Anticiper la fiscalité de la vente de fonds
Anticiper la fiscalité de la vente de fonds de commerce.
- Côté vendeur : imposition des plus-values
Pour connaître la fiscalité appliquée lors de la vente d’un fonds de commerce, il est important de savoir s’il s’agit d’une société soumise à l’impôt sur les sociétés ou d’une entreprise individuelle soumise à l’impôt sur le revenu. Entre les deux il existe des formes de sociétés qui ne sont pas soumises à l’impôt sur les sociétés et qui relèvent de l’impôt sur le revenu, dans lesquelles le ou les associés payent l’impôt sur le revenu sur les bénéfices de la société. Elles sont assimilées aux entreprises individuelles soumises à l’impôt sur le revenu.
Doit commun
Entreprise soumise à l’impôt sur les sociétés (IS). Les choses sont relativement simples car la plus-value sur la vente du fonds de commerce sera intégralement traitée à l’impôt sur les sociétés et notamment la distinction entre les plus-values à court terme et à long terme ne présente pas d’intérêt.
Cf tableau 1.
Lors de la vente d’un fonds de commerce on ne vend que des éléments d’actifs. Il n’y a pas de passif attaché aux éléments vendus. Ce que l’on appelle vente du fonds de commerce comprend :
- des éléments corporels que sont les agencements, le mobilier, les installations, les outils, les véhicules. Ce sont des éléments amortissables qui ont une valeur brute (prix d’achat). Des amortissements ont été pratiqués depuis leur acquisition. Le jour où l’exploitant vend, ils ont une valeur nette comptable correspondant au prix d’achat diminué des amortissements pratiqués depuis l’acquisition. La plus-value sera égale à la différence entre le prix de vente et la valeur nette comptable.
- des éléments incorporels, tels que l’enseigne, le nom commercial, la clientèle, le droit au bail, les outils numériques, le fichier client.

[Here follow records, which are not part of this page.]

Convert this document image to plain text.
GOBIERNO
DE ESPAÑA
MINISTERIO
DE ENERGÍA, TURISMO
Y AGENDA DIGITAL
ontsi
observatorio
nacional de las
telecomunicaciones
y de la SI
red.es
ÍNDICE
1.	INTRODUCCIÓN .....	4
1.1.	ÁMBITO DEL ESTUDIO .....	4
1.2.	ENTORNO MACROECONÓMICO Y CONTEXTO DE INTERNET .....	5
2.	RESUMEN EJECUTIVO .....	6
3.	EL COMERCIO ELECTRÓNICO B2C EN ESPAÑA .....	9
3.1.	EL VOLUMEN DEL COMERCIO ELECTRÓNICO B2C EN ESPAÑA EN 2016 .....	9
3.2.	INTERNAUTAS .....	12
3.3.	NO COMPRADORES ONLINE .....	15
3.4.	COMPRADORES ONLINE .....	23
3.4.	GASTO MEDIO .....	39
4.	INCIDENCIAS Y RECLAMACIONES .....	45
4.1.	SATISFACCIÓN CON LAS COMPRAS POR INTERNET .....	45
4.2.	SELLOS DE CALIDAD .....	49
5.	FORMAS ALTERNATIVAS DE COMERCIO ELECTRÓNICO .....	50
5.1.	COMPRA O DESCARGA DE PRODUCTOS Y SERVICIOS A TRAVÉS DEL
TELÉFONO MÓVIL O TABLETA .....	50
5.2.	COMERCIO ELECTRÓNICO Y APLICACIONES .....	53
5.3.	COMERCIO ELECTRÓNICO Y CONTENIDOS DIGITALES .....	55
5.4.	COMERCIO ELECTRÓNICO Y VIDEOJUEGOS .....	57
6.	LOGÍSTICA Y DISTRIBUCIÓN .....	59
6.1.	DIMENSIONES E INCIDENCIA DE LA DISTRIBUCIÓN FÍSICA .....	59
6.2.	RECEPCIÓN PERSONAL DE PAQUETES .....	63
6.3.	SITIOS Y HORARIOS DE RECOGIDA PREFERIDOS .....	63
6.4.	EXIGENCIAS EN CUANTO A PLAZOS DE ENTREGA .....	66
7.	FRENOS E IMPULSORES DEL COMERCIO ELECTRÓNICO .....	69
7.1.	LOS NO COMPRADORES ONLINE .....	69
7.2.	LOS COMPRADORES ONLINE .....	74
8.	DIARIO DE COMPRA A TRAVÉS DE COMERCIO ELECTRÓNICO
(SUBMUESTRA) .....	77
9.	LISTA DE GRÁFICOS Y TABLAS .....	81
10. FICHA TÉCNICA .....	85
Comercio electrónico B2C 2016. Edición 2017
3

Sur ces éléments non amortissables, la plus-value correspond au prix de vente moins la valeur comptable de ces éléments qui correspond à leur prix d’acquisition. Dans le cas de la création d’un fonds de commerce, dans le bilan de l’entreprise le prix de leur acquisition est égal à 0 et donc la plus-value c’est la totalité du prix de vente affecté à ces éléments incorporels du fonds de commerce.

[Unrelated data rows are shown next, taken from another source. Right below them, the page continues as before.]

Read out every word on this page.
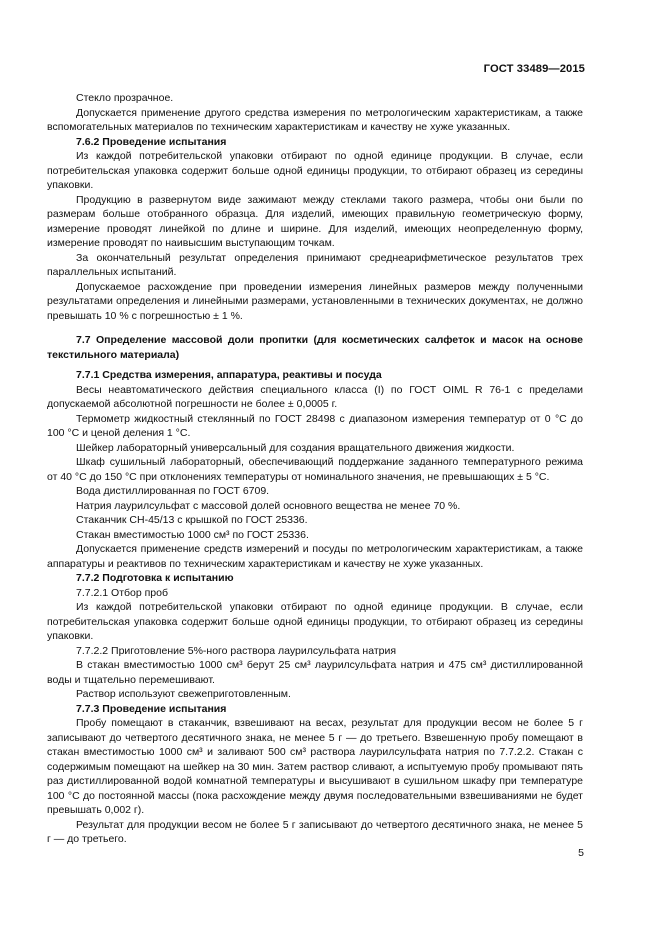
ГОСТ 33489—2015

Стекло прозрачное.

Допускается применение другого средства измерения по метрологическим характеристикам, а также вспомогательных материалов по техническим характеристикам и качеству не хуже указанных.

7.6.2 Проведение испытания

Из каждой потребительской упаковки отбирают по одной единице продукции. В случае, если потребительская упаковка содержит больше одной единицы продукции, то отбирают образец из середины упаковки.

Продукцию в развернутом виде зажимают между стеклами такого размера, чтобы они были по размерам больше отобранного образца. Для изделий, имеющих правильную геометрическую форму, измерение проводят линейкой по длине и ширине. Для изделий, имеющих неопределенную форму, измерение проводят по наивысшим выступающим точкам.

За окончательный результат определения принимают среднеарифметическое результатов трех параллельных испытаний.

Допускаемое расхождение при проведении измерения линейных размеров между полученными результатами определения и линейными размерами, установленными в технических документах, не должно превышать 10 % с погрешностью ± 1 %.

7.7 Определение массовой доли пропитки (для косметических салфеток и масок на основе текстильного материала)

7.7.1 Средства измерения, аппаратура, реактивы и посуда

Весы неавтоматического действия специального класса (I) по ГОСТ OIML R 76-1 с пределами допускаемой абсолютной погрешности не более ± 0,0005 г.

Термометр жидкостный стеклянный по ГОСТ 28498 с диапазоном измерения температур от 0 °C до 100 °C и ценой деления 1 °C.

Шейкер лабораторный универсальный для создания вращательного движения жидкости.

Шкаф сушильный лабораторный, обеспечивающий поддержание заданного температурного режима от 40 °C до 150 °C при отклонениях температуры от номинального значения, не превышающих ± 5 °C.

Вода дистиллированная по ГОСТ 6709.

Натрия лаурилсульфат с массовой долей основного вещества не менее 70 %.

Стаканчик СН-45/13 с крышкой по ГОСТ 25336.

Стакан вместимостью 1000 см³ по ГОСТ 25336.

Допускается применение средств измерений и посуды по метрологическим характеристикам, а также аппаратуры и реактивов по техническим характеристикам и качеству не хуже указанных.

7.7.2 Подготовка к испытанию

7.7.2.1 Отбор проб

Из каждой потребительской упаковки отбирают по одной единице продукции. В случае, если потребительская упаковка содержит больше одной единицы продукции, то отбирают образец из середины упаковки.

7.7.2.2 Приготовление 5%-ного раствора лаурилсульфата натрия

В стакан вместимостью 1000 см³ берут 25 см³ лаурилсульфата натрия и 475 см³ дистиллированной воды и тщательно перемешивают.

Раствор используют свежеприготовленным.

7.7.3 Проведение испытания

Пробу помещают в стаканчик, взвешивают на весах, результат для продукции весом не более 5 г записывают до четвертого десятичного знака, не менее 5 г — до третьего. Взвешенную пробу помещают в стакан вместимостью 1000 см³ и заливают 500 см³ раствора лаурилсульфата натрия по 7.7.2.2. Стакан с содержимым помещают на шейкер на 30 мин. Затем раствор сливают, а испытуемую пробу промывают пять раз дистиллированной водой комнатной температуры и высушивают в сушильном шкафу при температуре 100 °C до постоянной массы (пока расхождение между двумя последовательными взвешиваниями не будет превышать 0,002 г).

Результат для продукции весом не более 5 г записывают до четвертого десятичного знака, не менее 5 г — до третьего.

5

La plus-value étant ainsi définie, pour les entreprises soumises à l’IS on ne fera pas la distinction entre court et long terme, la totalité de la plus-value sera imposée. La cession des éléments d’actifs fait partie des produits exceptionnels et détermine le résultat exceptionnel. En 2021, sous réserve de modifications des dispositions fiscales, l’IS est à 15 % jusqu’à 38 120 € pour la première tranche et au-delà de 38 120 € le taux est de 26,5 %. Il devrait être porté à 25 % en 2022.
Entreprises soumises à l’impôt sur le revenu (IR). La distinction entre les plus-values à long et à court terme pour ces entreprises est importante puisqu’on a une différence de traitement fiscal. Quand on est propriétaire des éléments cédés depuis moins de deux ans on est en plus-value à court terme pour la totalité.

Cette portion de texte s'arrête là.